We all think we should be entitled to claim travel to work as its part of the cost of earning our income. But unfortunately the ATO basically consider that getting “to and from” work is private.
What trips are work-related?
You cannot claim the cost of normal trips between home and work.
You cannot claim even if: – This info is straight from the ATO
You do minor tasks – for example, picking up the mail on the way to work or home
You have to travel between home and work more than once a day
You are ‘on call’ – for example, you are on standby duty and your employer contacts you at home to come into work
There is no public transport near where you work
You work outside normal business hours – for example, shift work or overtime
Your home is a place of business and you travel directly to a place of employment.
You can claim the cost of trips between home and work where:
You use your car because you have to carry bulky tools or equipment that you use for work – for example, an extension ladder or cello and there is no secure place for you to leave them at work
Your home is a base of employment – you start your work at home and travel to a workplace to continue the work, or
You have shifting places of employment – you regularly work at more than one site each day before returning home.
Travel between two workplaces
You can claim the cost of using your car to travel directly between two separate places of employment – for example, when you have a second job.
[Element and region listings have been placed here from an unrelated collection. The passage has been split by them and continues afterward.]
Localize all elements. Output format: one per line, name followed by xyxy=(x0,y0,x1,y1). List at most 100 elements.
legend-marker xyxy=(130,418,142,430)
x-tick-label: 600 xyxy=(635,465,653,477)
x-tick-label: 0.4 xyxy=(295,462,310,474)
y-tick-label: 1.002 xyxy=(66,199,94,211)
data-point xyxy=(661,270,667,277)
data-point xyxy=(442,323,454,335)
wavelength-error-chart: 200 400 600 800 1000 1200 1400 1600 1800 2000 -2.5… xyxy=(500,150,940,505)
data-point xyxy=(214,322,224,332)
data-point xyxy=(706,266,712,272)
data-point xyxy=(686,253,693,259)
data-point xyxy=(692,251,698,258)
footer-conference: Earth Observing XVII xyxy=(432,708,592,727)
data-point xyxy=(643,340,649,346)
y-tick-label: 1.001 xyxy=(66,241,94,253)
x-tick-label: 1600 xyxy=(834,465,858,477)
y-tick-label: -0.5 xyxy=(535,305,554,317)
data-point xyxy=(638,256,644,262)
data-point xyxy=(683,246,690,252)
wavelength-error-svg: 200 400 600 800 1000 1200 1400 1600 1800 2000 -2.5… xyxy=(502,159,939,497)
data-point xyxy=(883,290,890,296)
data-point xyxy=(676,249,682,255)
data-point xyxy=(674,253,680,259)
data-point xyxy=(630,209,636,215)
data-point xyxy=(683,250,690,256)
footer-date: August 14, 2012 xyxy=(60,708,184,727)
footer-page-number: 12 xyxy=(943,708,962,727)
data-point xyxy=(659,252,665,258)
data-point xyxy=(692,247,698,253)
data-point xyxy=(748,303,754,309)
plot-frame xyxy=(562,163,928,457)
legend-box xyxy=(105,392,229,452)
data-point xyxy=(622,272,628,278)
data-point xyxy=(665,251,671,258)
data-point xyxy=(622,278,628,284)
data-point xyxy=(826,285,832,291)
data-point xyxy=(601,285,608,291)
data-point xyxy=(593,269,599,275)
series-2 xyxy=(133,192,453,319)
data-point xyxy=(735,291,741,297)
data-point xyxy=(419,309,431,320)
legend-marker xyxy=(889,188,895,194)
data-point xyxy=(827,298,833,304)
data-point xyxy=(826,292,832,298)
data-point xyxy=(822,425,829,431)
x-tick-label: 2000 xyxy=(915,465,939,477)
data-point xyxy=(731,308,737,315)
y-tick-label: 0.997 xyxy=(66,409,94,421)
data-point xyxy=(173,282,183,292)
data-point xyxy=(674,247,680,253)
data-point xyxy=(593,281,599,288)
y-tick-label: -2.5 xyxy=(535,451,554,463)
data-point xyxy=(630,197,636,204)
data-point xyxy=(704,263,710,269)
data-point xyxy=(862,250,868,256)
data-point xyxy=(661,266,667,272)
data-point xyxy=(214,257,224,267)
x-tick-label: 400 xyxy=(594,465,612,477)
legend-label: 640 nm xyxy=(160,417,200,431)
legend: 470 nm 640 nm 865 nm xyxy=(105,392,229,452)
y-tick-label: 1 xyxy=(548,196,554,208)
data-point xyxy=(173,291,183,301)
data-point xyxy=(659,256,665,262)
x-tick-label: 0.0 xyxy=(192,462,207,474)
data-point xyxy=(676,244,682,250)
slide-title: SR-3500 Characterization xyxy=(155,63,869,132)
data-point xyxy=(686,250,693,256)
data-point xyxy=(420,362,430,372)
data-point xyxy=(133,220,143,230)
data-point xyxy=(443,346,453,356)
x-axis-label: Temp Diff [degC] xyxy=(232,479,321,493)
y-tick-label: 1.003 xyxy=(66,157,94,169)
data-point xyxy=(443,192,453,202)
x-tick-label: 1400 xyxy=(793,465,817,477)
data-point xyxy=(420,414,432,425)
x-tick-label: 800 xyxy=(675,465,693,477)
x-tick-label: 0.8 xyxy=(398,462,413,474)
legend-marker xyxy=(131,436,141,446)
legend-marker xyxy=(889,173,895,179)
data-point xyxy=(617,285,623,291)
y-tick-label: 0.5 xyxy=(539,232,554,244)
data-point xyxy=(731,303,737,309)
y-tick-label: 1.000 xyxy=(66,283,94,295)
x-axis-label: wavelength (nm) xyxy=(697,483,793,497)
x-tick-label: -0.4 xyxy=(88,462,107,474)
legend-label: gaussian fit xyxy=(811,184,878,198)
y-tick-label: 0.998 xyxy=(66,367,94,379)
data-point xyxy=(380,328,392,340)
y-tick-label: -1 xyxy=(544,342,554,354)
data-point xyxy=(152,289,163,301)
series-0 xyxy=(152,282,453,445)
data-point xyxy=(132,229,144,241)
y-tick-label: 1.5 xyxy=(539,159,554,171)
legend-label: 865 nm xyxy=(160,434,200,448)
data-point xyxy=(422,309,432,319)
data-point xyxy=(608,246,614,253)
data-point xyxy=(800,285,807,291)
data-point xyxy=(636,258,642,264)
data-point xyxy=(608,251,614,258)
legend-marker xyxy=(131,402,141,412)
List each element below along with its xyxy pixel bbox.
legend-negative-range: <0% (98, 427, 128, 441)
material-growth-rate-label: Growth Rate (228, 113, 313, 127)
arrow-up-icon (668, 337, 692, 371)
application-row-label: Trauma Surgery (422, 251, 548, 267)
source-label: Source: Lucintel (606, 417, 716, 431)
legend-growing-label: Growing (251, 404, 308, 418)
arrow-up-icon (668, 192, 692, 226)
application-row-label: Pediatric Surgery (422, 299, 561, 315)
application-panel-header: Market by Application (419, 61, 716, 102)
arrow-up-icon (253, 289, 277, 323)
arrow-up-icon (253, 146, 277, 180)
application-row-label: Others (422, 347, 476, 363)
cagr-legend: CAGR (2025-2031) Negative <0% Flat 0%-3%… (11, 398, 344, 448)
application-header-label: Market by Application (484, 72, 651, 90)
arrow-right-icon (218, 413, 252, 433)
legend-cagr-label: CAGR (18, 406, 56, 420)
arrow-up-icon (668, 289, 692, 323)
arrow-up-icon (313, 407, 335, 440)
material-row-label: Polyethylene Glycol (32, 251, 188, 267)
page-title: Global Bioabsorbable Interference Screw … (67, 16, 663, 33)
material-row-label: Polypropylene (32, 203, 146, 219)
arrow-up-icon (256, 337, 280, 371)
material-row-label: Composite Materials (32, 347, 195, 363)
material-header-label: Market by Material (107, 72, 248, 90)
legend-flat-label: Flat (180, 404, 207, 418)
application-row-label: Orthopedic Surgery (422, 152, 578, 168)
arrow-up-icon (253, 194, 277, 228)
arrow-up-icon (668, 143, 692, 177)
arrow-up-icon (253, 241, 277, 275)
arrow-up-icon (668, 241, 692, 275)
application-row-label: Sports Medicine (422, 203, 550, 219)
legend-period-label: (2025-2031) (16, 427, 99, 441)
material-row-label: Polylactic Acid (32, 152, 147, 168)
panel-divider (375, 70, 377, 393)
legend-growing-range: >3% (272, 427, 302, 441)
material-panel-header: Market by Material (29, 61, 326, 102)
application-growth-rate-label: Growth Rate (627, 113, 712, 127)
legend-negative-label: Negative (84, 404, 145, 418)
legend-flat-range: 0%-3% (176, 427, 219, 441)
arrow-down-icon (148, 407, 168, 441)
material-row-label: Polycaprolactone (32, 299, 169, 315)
Craig uses his own car to travel from his normal place of employment to his second job as a waiter. After finishing work as a waiter, he travels directly home.
The cost of travel from his normal workplace to his second job is an allowable deduction. However, Craig cannot claim the cost of traveling from his second job to his home.
You can claim the cost of using your car to travel:
From your normal workplace to an alternative workplace – for example, a client’s premises – while still on duty and back to your normal workplace or directly home
From your home to an alternative workplace for work purposes and then to your normal workplace or directly home.
Or the boss asks you to work at another location for the day.
You are considered to be an itinerant worker if you have shifting places of work and regularly travel to more than one work site each day before returning home.
The following characteristics will assist you in determining if your work is itinerant:
Travel is a fundamental part of your work
You have a series of workplaces as part of your regular employment
Your regularly work at more than one site each day before returning home.
Other factors that may indicate that your travel is itinerant (to a lesser degree) include:
You have a degree of uncertainty of location of your employment
Your home is the base of your employment
You can carry bulky equipment from home to different work sites
Your employer pays you a travel allowance in recognition that you need to travel continually between different work sites.